For some moments this fanciful sylvan chase was kept up in perfect silence; it might have been a woodland nymph pursued by a wandering shepherd. Masterton presently saw that she was making toward a tiled roof that was now visible as projecting over the presidio wall, and was evidently her goal of refuge. He redoubled his speed; with skillful audacity and sheer strength of his broad shoulders he broke through a dense ceanothus hedge which Pepita was swiftly skirting, and suddenly appeared between her and her house.
With her first cry, the young girl turned and tried to bury herself in the hedge; but in another stride the circuit preacher was at her side, and caught her panting figure in his arms.
While he had been running he had swiftly formulated what he should do and what he should say to her. To his simple appeal for her companionship and willing ear he would add a brotherly tenderness, that should invite her trustfulness in him; he would confess his wrong and ask her forgiveness of his abrupt solicitations; he would propose to teach her more hymns, they would practice psalmody together; even this priest, the custodian of her soul, could not object to that; but chiefly he would thank her: he would tell her how she had pleased him, and this would lead to more serious and thoughtful converse.

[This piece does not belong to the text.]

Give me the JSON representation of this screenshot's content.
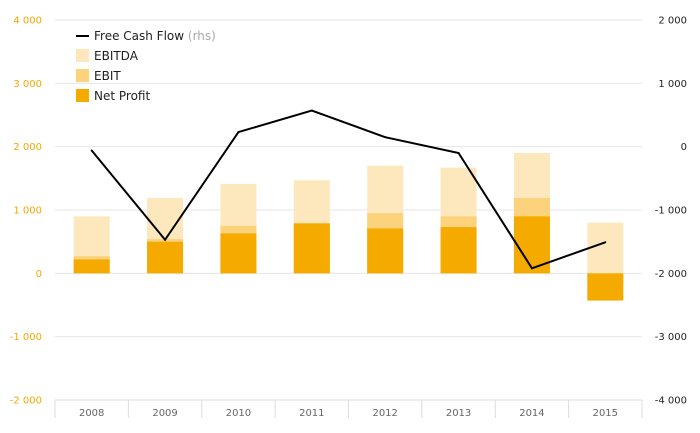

All this was in his mind while he ran, was upon his lips as he caught her and for an instant she lapsed, exhausted, in his arms. But, alas! even in that moment he suddenly drew her toward him, and kissed her as only a lover could!
The wire grass was already yellowing on the Tasajara plains with the dusty decay of the long, dry summer when Dr. Duchesne returned to Tasajara. He came to see the wife of Deacon Sanderson, who, having for the twelfth time added to the population of the settlement, was not “doing as well” as everybody—except, possibly, Dr. Duchesne—expected. After he had made this hollow-eyed, over-burdened, undernourished woman as comfortable as he could in her rude, neglected surroundings, to change the dreary chronicle of suffering, he turned to the husband, and said, “And what has become of Mr. Masterton, who used to be in your—vocation?” A long groan came from the deacon.

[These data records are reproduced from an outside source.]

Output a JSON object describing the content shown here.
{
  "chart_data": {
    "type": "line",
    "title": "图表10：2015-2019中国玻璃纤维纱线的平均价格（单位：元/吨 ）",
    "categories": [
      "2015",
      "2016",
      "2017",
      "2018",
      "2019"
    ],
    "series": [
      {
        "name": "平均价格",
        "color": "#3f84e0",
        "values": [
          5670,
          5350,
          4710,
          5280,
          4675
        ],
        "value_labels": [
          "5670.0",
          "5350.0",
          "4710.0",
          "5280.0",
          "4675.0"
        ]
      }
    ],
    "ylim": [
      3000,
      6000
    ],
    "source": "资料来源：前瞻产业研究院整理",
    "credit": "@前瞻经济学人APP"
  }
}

“Hallo! I hope he has not had a relapse,” said the doctor, earnestly. “I thought I’d knocked all that nonsense out of him—I beg your pardon—I mean,” he added, hurriedly, “he wrote to me only a few weeks ago that he was picking up his strength again and doing well!”

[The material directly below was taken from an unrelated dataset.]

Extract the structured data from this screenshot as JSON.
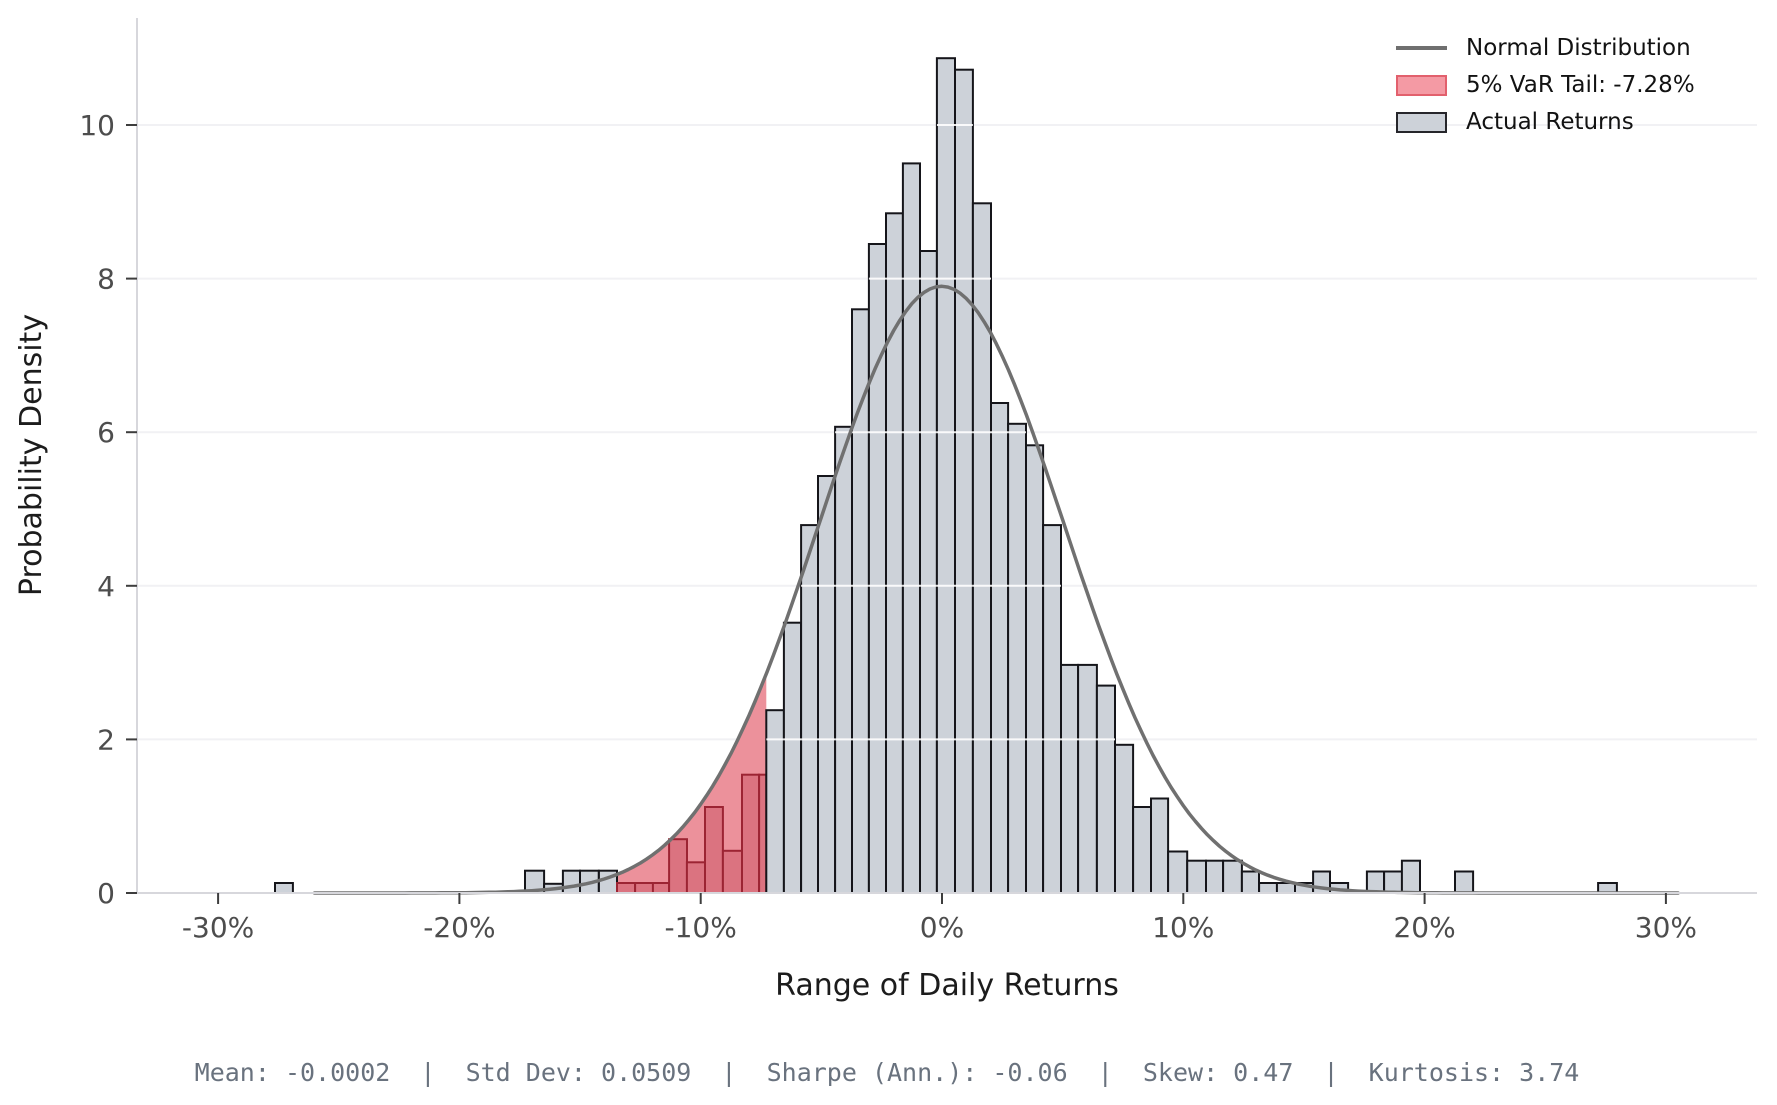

“In his weak, gross, sinful flesh—yes, no doubt,” returned the Deacon, scornfully, “and, perhaps, even in a worldly sense, for those who value the vanities of life; but he is lost to us, for all time, and lost to eternal life forever. Not,” he continued in sanctimonious vindictiveness, “but that I often had my doubts of Brother Masterton’s steadfastness. He was too much given to imagery and song.”
“But what has he done?” persisted Dr. Duchesne.